On 5 May 2019 a Bombardier Challenger 601-3A crashed near Monclova, Coahuila in Mexico after losing control in severe turbulence. All 13 people on board were killed.

== Accident ==

The plane took off from Las Vegas with passengers reportedly returning from attending a boxing match on the afternoon of 5 May 2019 and was to land at Monterrey, northeastern Mexico. However, air traffic controllers lost contact with the aircraft over Coahuila. Contact with the aircraft was lost about 150 nm (280 km) from the northern Mexican city of Monclova. The plane subsequently crashed into terrain and all 13 occupants were killed.

According to Aviation Safety Network, the crew had been approved permission to climb to FL390. Nine minutes later the aircraft entered the green zone of the weather system, which caused the turbulence to increase with vertical acceleration values ranging between 1.40 and 0.68 g. The crew then requested to climb to FL410, which was the maximum certified operating altitude for the aircraft. This request was also approved by Monterrey International Airport.
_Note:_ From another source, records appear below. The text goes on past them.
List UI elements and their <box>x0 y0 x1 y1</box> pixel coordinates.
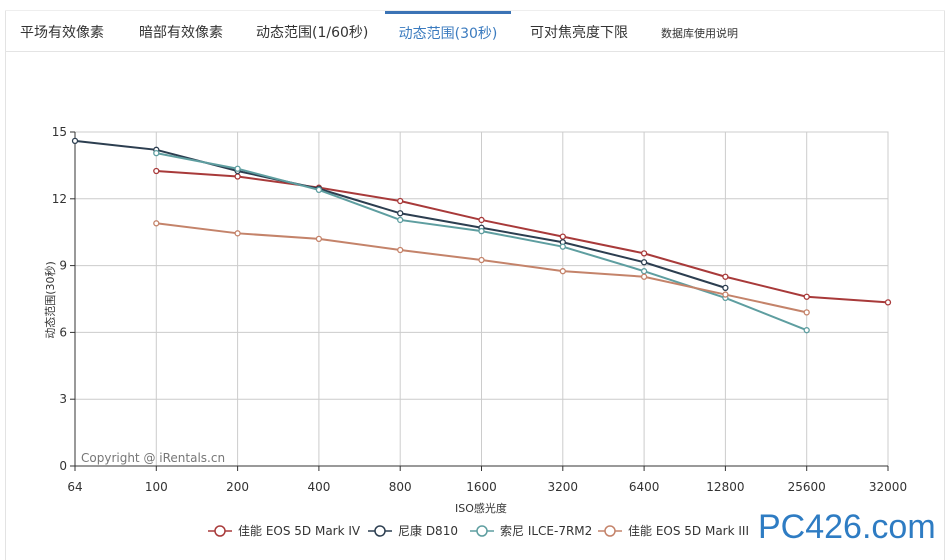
x-tick-label: 6400 <box>629 480 660 494</box>
chart-grid <box>74 131 889 467</box>
x-axis-label: ISO感光度 <box>455 501 507 515</box>
x-tick-label: 400 <box>307 480 330 494</box>
x-tick-label: 800 <box>389 480 412 494</box>
panel-frame <box>5 10 945 560</box>
x-tick-label: 3200 <box>548 480 579 494</box>
chart-series <box>71 137 892 334</box>
y-tick-label: 0 <box>59 459 67 473</box>
y-tick-label: 9 <box>59 259 67 273</box>
data-point[interactable] <box>397 216 404 224</box>
data-point[interactable] <box>722 273 729 280</box>
data-point[interactable] <box>559 233 566 240</box>
y-tick-label: 6 <box>59 325 67 339</box>
y-tick-label: 15 <box>52 125 67 139</box>
tab-shadow-pixels[interactable]: 暗部有效像素 <box>139 25 223 41</box>
x-tick-label: 100 <box>145 480 168 494</box>
data-point[interactable] <box>640 268 648 275</box>
tab-dynamic-range-30s[interactable]: 动态范围(30秒) <box>385 11 511 55</box>
data-point[interactable] <box>153 167 160 175</box>
data-point[interactable] <box>153 150 160 157</box>
data-point[interactable] <box>640 250 648 257</box>
data-point[interactable] <box>478 216 485 224</box>
data-point[interactable] <box>559 268 566 275</box>
data-point[interactable] <box>884 299 892 306</box>
data-point[interactable] <box>559 243 566 250</box>
copyright-text: Copyright @ iRentals.cn <box>81 451 225 465</box>
chart-legend: 佳能 EOS 5D Mark IV 尼康 D810 索尼 ILCE-7RM2 佳能 E… <box>208 523 749 538</box>
x-tick-label: 64 <box>67 480 82 494</box>
x-tick-label: 32000 <box>869 480 907 494</box>
legend-marker <box>374 525 386 537</box>
data-point[interactable] <box>315 235 323 243</box>
x-tick-label: 1600 <box>466 480 497 494</box>
data-point[interactable] <box>803 293 810 300</box>
x-tick-label: 12800 <box>706 480 744 494</box>
legend-item-label[interactable]: 佳能 EOS 5D Mark IV <box>238 524 361 538</box>
tab-bar: 平场有效像素 暗部有效像素 动态范围(1/60秒) 动态范围(30秒) 可对焦亮… <box>5 10 945 52</box>
data-point[interactable] <box>722 284 729 292</box>
y-axis-label: 动态范围(30秒) <box>43 261 57 339</box>
data-point[interactable] <box>478 227 485 235</box>
legend-item-label[interactable]: 尼康 D810 <box>398 523 458 538</box>
tab-focus-brightness[interactable]: 可对焦亮度下限 <box>530 25 628 41</box>
data-point[interactable] <box>234 173 241 180</box>
legend-marker <box>604 525 616 537</box>
series-line-0 <box>156 169 889 304</box>
legend-marker <box>476 525 488 537</box>
tab-flat-field-pixels[interactable]: 平场有效像素 <box>20 25 104 41</box>
data-point[interactable] <box>640 273 648 280</box>
data-point[interactable] <box>478 256 485 264</box>
x-tick-label: 200 <box>226 480 249 494</box>
data-point[interactable] <box>234 230 241 237</box>
data-point[interactable] <box>397 210 404 217</box>
tab-database-help[interactable]: 数据库使用说明 <box>661 27 738 40</box>
data-point[interactable] <box>234 165 241 172</box>
legend-item-label[interactable]: 佳能 EOS 5D Mark III <box>628 524 749 538</box>
data-point[interactable] <box>803 327 810 334</box>
data-point[interactable] <box>640 259 648 266</box>
data-point[interactable] <box>153 220 160 227</box>
legend-item-label[interactable]: 索尼 ILCE-7RM2 <box>500 524 592 538</box>
tab-dynamic-range-1-60[interactable]: 动态范围(1/60秒) <box>256 25 369 41</box>
chart-axes: 0 3 6 9 12 15 64 100 200 400 800 1600 3200 6400 12800 2… <box>52 125 907 494</box>
data-point[interactable] <box>397 197 404 205</box>
data-point[interactable] <box>397 246 404 254</box>
legend-marker <box>214 525 226 537</box>
y-tick-label: 12 <box>52 192 67 206</box>
y-tick-label: 3 <box>59 392 67 406</box>
data-point[interactable] <box>803 309 810 316</box>
site-watermark-logo: PC426.com <box>758 508 936 546</box>
data-point[interactable] <box>315 186 323 194</box>
x-tick-label: 25600 <box>788 480 826 494</box>
data-point[interactable] <box>71 137 79 145</box>
data-point[interactable] <box>722 291 729 298</box>
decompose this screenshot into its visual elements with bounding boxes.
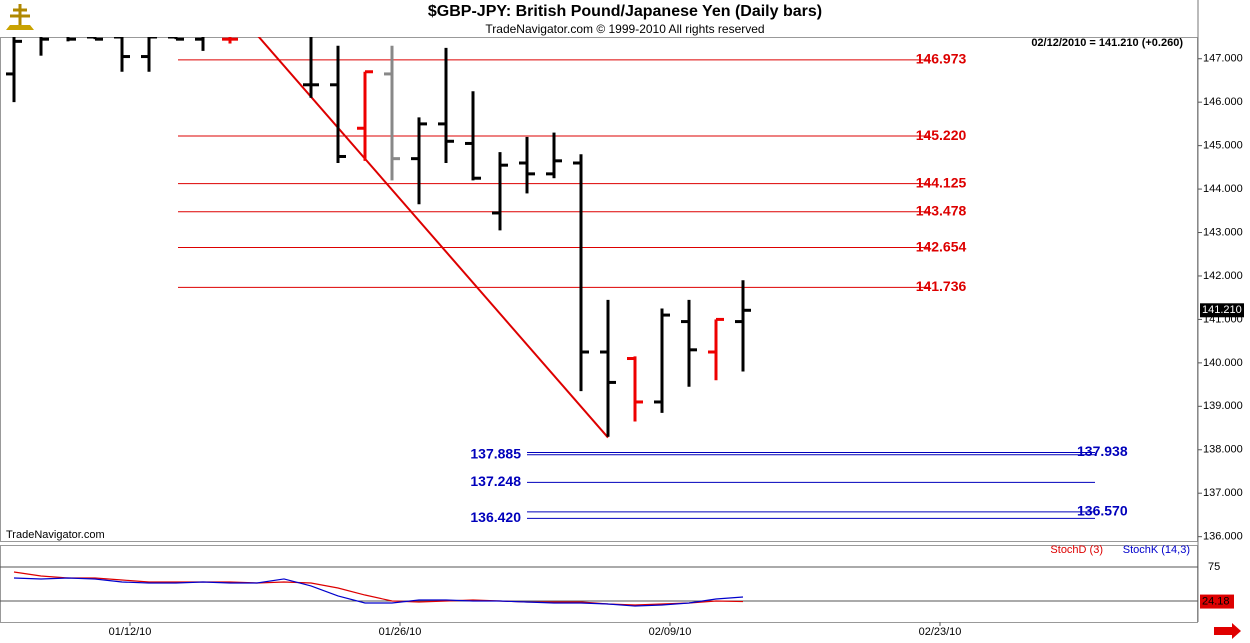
y-tick-label: 142.000 (1203, 270, 1243, 282)
indicator-plot (0, 566, 1198, 607)
legend-entry: StochD (3) (1050, 544, 1103, 556)
resistance-label: 142.654 (916, 238, 967, 254)
y-tick-label: 140.000 (1203, 357, 1243, 369)
indicator-last-label: 24.18 (1202, 595, 1230, 607)
y-tick-label: 138.000 (1203, 444, 1243, 456)
support-label: 136.570 (1077, 503, 1128, 519)
indicator-line (13, 577, 744, 607)
logo (6, 4, 34, 30)
support-label: 136.420 (470, 509, 521, 525)
overlay: 136.000137.000138.000139.000140.000141.0… (109, 51, 1244, 638)
y-tick-label: 143.000 (1203, 226, 1243, 238)
trendline (257, 37, 609, 439)
chart-subtitle: TradeNavigator.com © 1999-2010 All right… (485, 22, 764, 36)
quote: 02/12/2010 = 141.210 (+0.260) (1031, 37, 1183, 49)
last-price-box (1200, 303, 1244, 318)
resistance-label: 141.736 (916, 278, 967, 294)
legend-entry: StochK (14,3) (1123, 544, 1190, 556)
support-label: 137.885 (470, 445, 521, 461)
scroll-arrow[interactable] (1214, 623, 1241, 639)
resistance-label: 144.125 (916, 174, 967, 190)
resistance-label: 145.220 (916, 127, 967, 143)
last-price-label: 141.210 (1202, 304, 1242, 316)
y-tick-label: 136.000 (1203, 531, 1243, 543)
indicator-last-box (1200, 594, 1234, 609)
x-tick-label: 02/23/10 (919, 626, 962, 638)
support-label: 137.248 (470, 473, 521, 489)
chart-title: $GBP-JPY: British Pound/Japanese Yen (Da… (428, 3, 822, 20)
support-label: 137.938 (1077, 443, 1128, 459)
x-tick-label: 01/12/10 (109, 626, 152, 638)
y-tick-label: 75 (1208, 561, 1220, 573)
y-tick-label: 137.000 (1203, 487, 1243, 499)
y-tick-label: 146.000 (1203, 96, 1243, 108)
x-tick-label: 01/26/10 (379, 626, 422, 638)
price-plot (6, 37, 1095, 519)
resistance-label: 143.478 (916, 202, 967, 218)
watermark: TradeNavigator.com (6, 529, 105, 541)
y-tick-label: 145.000 (1203, 140, 1243, 152)
y-tick-label: 139.000 (1203, 400, 1243, 412)
resistance-label: 146.973 (916, 51, 967, 67)
y-tick-label: 147.000 (1203, 53, 1243, 65)
y-tick-label: 144.000 (1203, 183, 1243, 195)
x-tick-label: 02/09/10 (649, 626, 692, 638)
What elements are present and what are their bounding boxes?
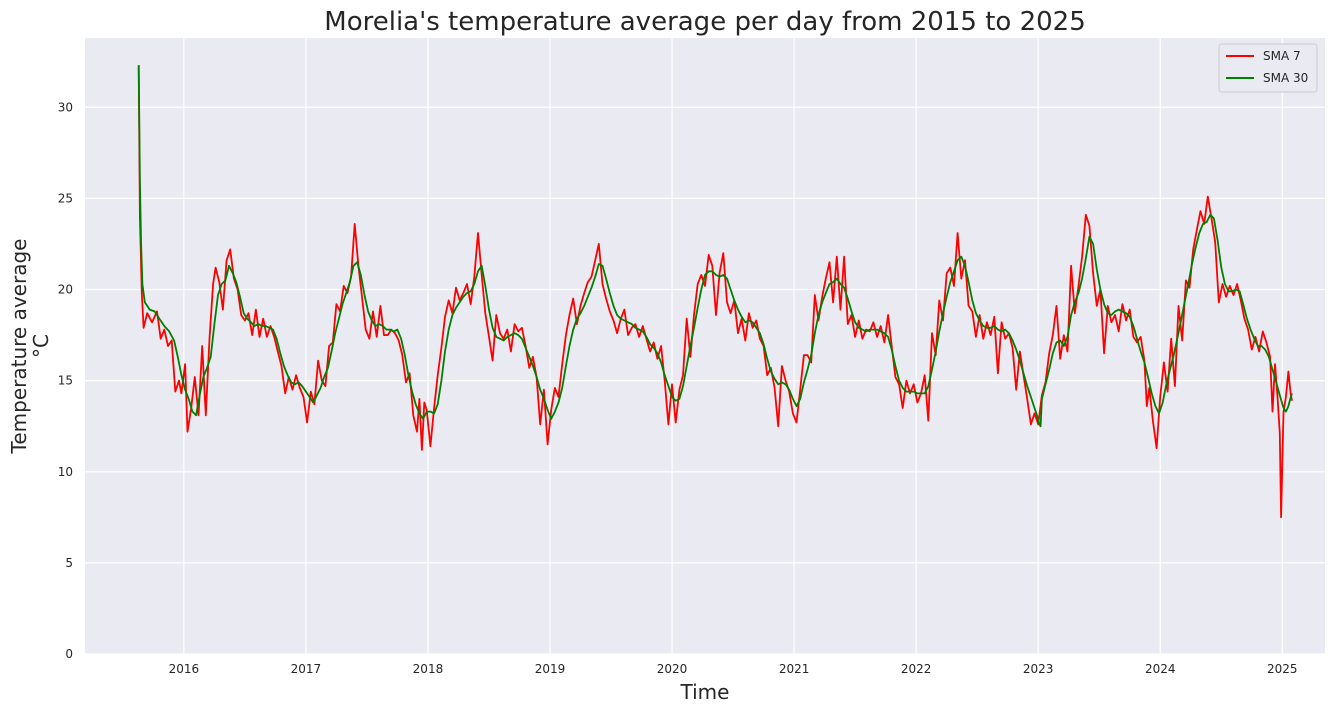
y-tick-labels: 0 5 10 15 20 25 30: [58, 100, 73, 661]
x-tick-label: 2025: [1267, 662, 1298, 676]
y-axis-label: Temperature average °C: [7, 239, 53, 455]
x-tick-label: 2020: [657, 662, 688, 676]
x-tick-labels: 2016 2017 2018 2019 2020 2021 2022 2023 2024 2025: [169, 662, 1298, 676]
y-tick-label: 25: [58, 191, 73, 205]
x-tick-label: 2024: [1145, 662, 1176, 676]
plot-area-background: [85, 38, 1325, 654]
gridlines: [85, 38, 1325, 655]
series-line-sma-30: [137, 65, 1293, 428]
chart-title: Morelia's temperature average per day fr…: [324, 7, 1085, 37]
series-lines: [137, 65, 1293, 519]
y-tick-label: 0: [65, 647, 73, 661]
y-axis-label-line1: Temperature average: [7, 239, 31, 455]
x-tick-label: 2019: [535, 662, 566, 676]
legend: SMA 7 SMA 30: [1218, 43, 1318, 93]
x-tick-label: 2023: [1023, 662, 1054, 676]
y-tick-label: 5: [65, 556, 73, 570]
x-tick-label: 2016: [169, 662, 200, 676]
y-tick-label: 15: [58, 374, 73, 388]
y-tick-label: 30: [58, 100, 73, 114]
y-axis-label-line2: °C: [29, 334, 53, 358]
x-axis-label: Time: [680, 680, 730, 704]
x-tick-label: 2021: [779, 662, 810, 676]
x-tick-label: 2018: [413, 662, 444, 676]
series-line-sma-7: [137, 65, 1293, 519]
legend-label-sma-30: SMA 30: [1263, 71, 1308, 85]
y-tick-label: 20: [58, 283, 73, 297]
legend-label-sma-7: SMA 7: [1263, 49, 1301, 63]
y-tick-label: 10: [58, 465, 73, 479]
x-tick-label: 2022: [901, 662, 932, 676]
x-tick-label: 2017: [291, 662, 322, 676]
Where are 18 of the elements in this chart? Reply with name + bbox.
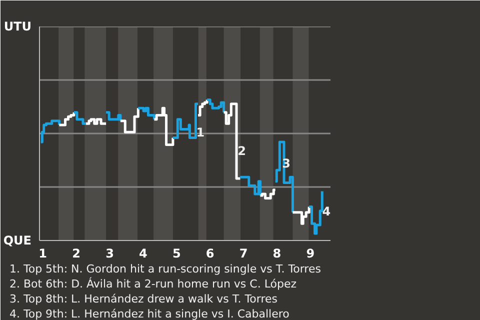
text: 2. Bot 6th: D. Ávila hit a 2-run home run vs C. López bbox=[10, 276, 297, 290]
x-tick-label: 3 bbox=[106, 246, 114, 260]
annotation: 1 bbox=[196, 126, 205, 140]
x-tick-label: 9 bbox=[306, 246, 315, 260]
annotation: 2 bbox=[238, 144, 246, 158]
x-tick-label: 7 bbox=[239, 246, 248, 260]
text: UTU bbox=[4, 20, 32, 34]
annotation: 4 bbox=[322, 204, 331, 218]
text: QUE bbox=[3, 234, 32, 248]
text: 3. Top 8th: L. Hernández drew a walk vs T. Torres bbox=[10, 292, 278, 306]
text: 1. Top 5th: N. Gordon hit a run-scoring single vs T. Torres bbox=[10, 262, 322, 276]
x-tick-label: 1 bbox=[38, 246, 48, 260]
x-tick-label: 8 bbox=[272, 246, 282, 260]
x-tick-label: 2 bbox=[72, 246, 80, 260]
x-tick-label: 5 bbox=[172, 246, 181, 260]
x-tick-label: 4 bbox=[139, 246, 148, 260]
text: 4. Top 9th: L. Hernández hit a single vs I. Caballero bbox=[10, 308, 290, 320]
x-tick-label: 6 bbox=[206, 246, 214, 260]
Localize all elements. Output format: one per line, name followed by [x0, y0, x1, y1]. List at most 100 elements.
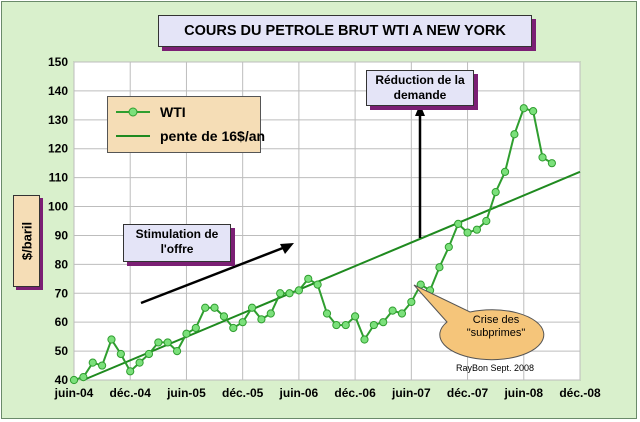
- wti-point: [107, 335, 116, 344]
- x-tick-label: juin-05: [166, 386, 206, 400]
- chart-title: COURS DU PETROLE BRUT WTI A NEW YORK: [158, 15, 532, 47]
- wti-point: [98, 361, 107, 370]
- wti-point: [538, 153, 547, 162]
- offre-arrow: [140, 244, 289, 305]
- annotation-demande-line2: demande: [393, 88, 447, 102]
- x-tick-label: déc.-08: [559, 386, 601, 400]
- wti-point: [163, 338, 172, 347]
- wti-point: [69, 375, 79, 385]
- annotation-offre: Stimulation de l'offre: [123, 224, 231, 262]
- x-tick-labels: juin-04 déc.-04 juin-05 déc.-05 juin-06 déc.-…: [54, 386, 601, 400]
- y-tick-label: 70: [55, 286, 69, 300]
- annotation-demande: Réduction de la demande: [366, 70, 474, 106]
- y-tick-label: 120: [48, 142, 68, 156]
- y-tick-label: 150: [48, 55, 68, 69]
- annotation-crise-line2: "subprimes": [466, 327, 526, 339]
- wti-point: [500, 167, 510, 176]
- annotation-crise: Crise des "subprimes": [452, 314, 540, 340]
- wti-point: [510, 130, 519, 139]
- wti-point: [444, 242, 453, 252]
- wti-point: [313, 280, 322, 289]
- wti-point: [172, 346, 182, 356]
- wti-series: [69, 104, 556, 385]
- wti-point: [201, 303, 210, 312]
- wti-point: [388, 306, 397, 315]
- annotation-demande-line1: Réduction de la: [375, 73, 465, 87]
- legend: WTI pente de 16$/an: [107, 96, 265, 153]
- y-tick-label: 60: [55, 315, 69, 329]
- wti-point: [219, 312, 229, 321]
- wti-point: [238, 318, 247, 327]
- wti-point: [397, 309, 407, 318]
- y-tick-label: 110: [49, 171, 69, 185]
- y-tick-label: 140: [48, 84, 68, 98]
- x-tick-label: déc.-05: [222, 386, 264, 400]
- wti-point: [135, 358, 144, 367]
- x-tick-label: déc.-04: [110, 386, 152, 400]
- wti-point: [454, 219, 463, 228]
- wti-point: [88, 358, 97, 367]
- wti-point: [379, 318, 388, 327]
- x-tick-label: juin-06: [279, 386, 319, 400]
- crise-callout: [413, 284, 545, 361]
- legend-item-slope: pente de 16$/an: [114, 125, 265, 147]
- wti-point: [294, 286, 303, 295]
- wti-point: [154, 338, 163, 347]
- x-tick-label: juin-08: [503, 386, 543, 400]
- y-axis-label-box: $/baril: [13, 195, 40, 287]
- wti-point: [266, 309, 275, 318]
- y-tick-label: 40: [55, 373, 69, 387]
- wti-point: [191, 323, 200, 333]
- y-tick-label: 100: [48, 200, 68, 214]
- wti-point: [547, 159, 556, 168]
- y-tick-label: 90: [55, 228, 69, 242]
- x-tick-label: juin-07: [391, 386, 431, 400]
- wti-point: [247, 303, 257, 312]
- wti-point: [126, 367, 135, 376]
- offre-arrow-head: [280, 243, 294, 254]
- legend-slope-label: pente de 16$/an: [160, 128, 266, 144]
- y-tick-labels: 40 50 60 70 80 90 100 110 120 130 140 150: [48, 55, 68, 387]
- wti-point: [182, 329, 191, 338]
- wti-point: [79, 373, 88, 382]
- x-tick-label: juin-04: [54, 386, 94, 400]
- wti-point: [472, 225, 482, 234]
- wti-point: [435, 263, 444, 272]
- wti-point: [519, 104, 528, 113]
- wti-point: [332, 320, 341, 330]
- wti-point: [369, 320, 378, 330]
- legend-wti-swatch: [116, 107, 150, 117]
- credit-text: RayBon Sept. 2008: [456, 363, 535, 373]
- y-axis-label: $/baril: [19, 221, 34, 261]
- annotation-offre-line1: Stimulation de: [135, 227, 219, 241]
- demande-arrow-head: [415, 104, 425, 116]
- wti-line: [73, 107, 553, 381]
- y-tick-label: 80: [55, 257, 69, 271]
- wti-point: [304, 274, 313, 283]
- wti-point: [351, 312, 360, 321]
- wti-point: [341, 320, 350, 330]
- wti-point: [360, 335, 369, 344]
- x-tick-label: déc.-06: [334, 386, 376, 400]
- y-tick-label: 50: [55, 344, 69, 358]
- annotation-offre-line2: l'offre: [160, 242, 194, 256]
- annotation-crise-line1: Crise des: [472, 314, 520, 326]
- wti-point: [144, 349, 154, 359]
- wti-point: [285, 289, 294, 298]
- wti-point: [257, 315, 266, 324]
- y-tick-label: 130: [48, 113, 68, 127]
- wti-point: [276, 289, 285, 298]
- wti-point: [482, 216, 491, 226]
- legend-wti-label: WTI: [160, 104, 186, 120]
- wti-point: [229, 323, 238, 333]
- wti-point: [463, 228, 472, 237]
- legend-slope-swatch: [116, 135, 150, 137]
- wti-point: [491, 187, 500, 197]
- x-tick-label: déc.-07: [447, 386, 489, 400]
- annotation-arrows: [140, 104, 545, 361]
- wti-point: [210, 303, 219, 312]
- legend-item-wti: WTI: [114, 101, 186, 123]
- wti-point: [116, 349, 125, 359]
- wti-point: [529, 107, 538, 116]
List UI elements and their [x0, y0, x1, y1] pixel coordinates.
The aircraft entered the core of the most intense part of the weather system where turbulence began to become more severe and soon got to higher altitudes, rolled and nose dived. It then impacted terrain at an elevation of 1088 m.

== Cause ==
According to the Federal Civil Aviation Agency, the accident was caused by “a loss of control due to a rapid climb and inversion caused by severe atmospheric instability, inducing both engines to shut down” and "inability of the aircraft’s [weather] radar to provide information for an undetermined reason.”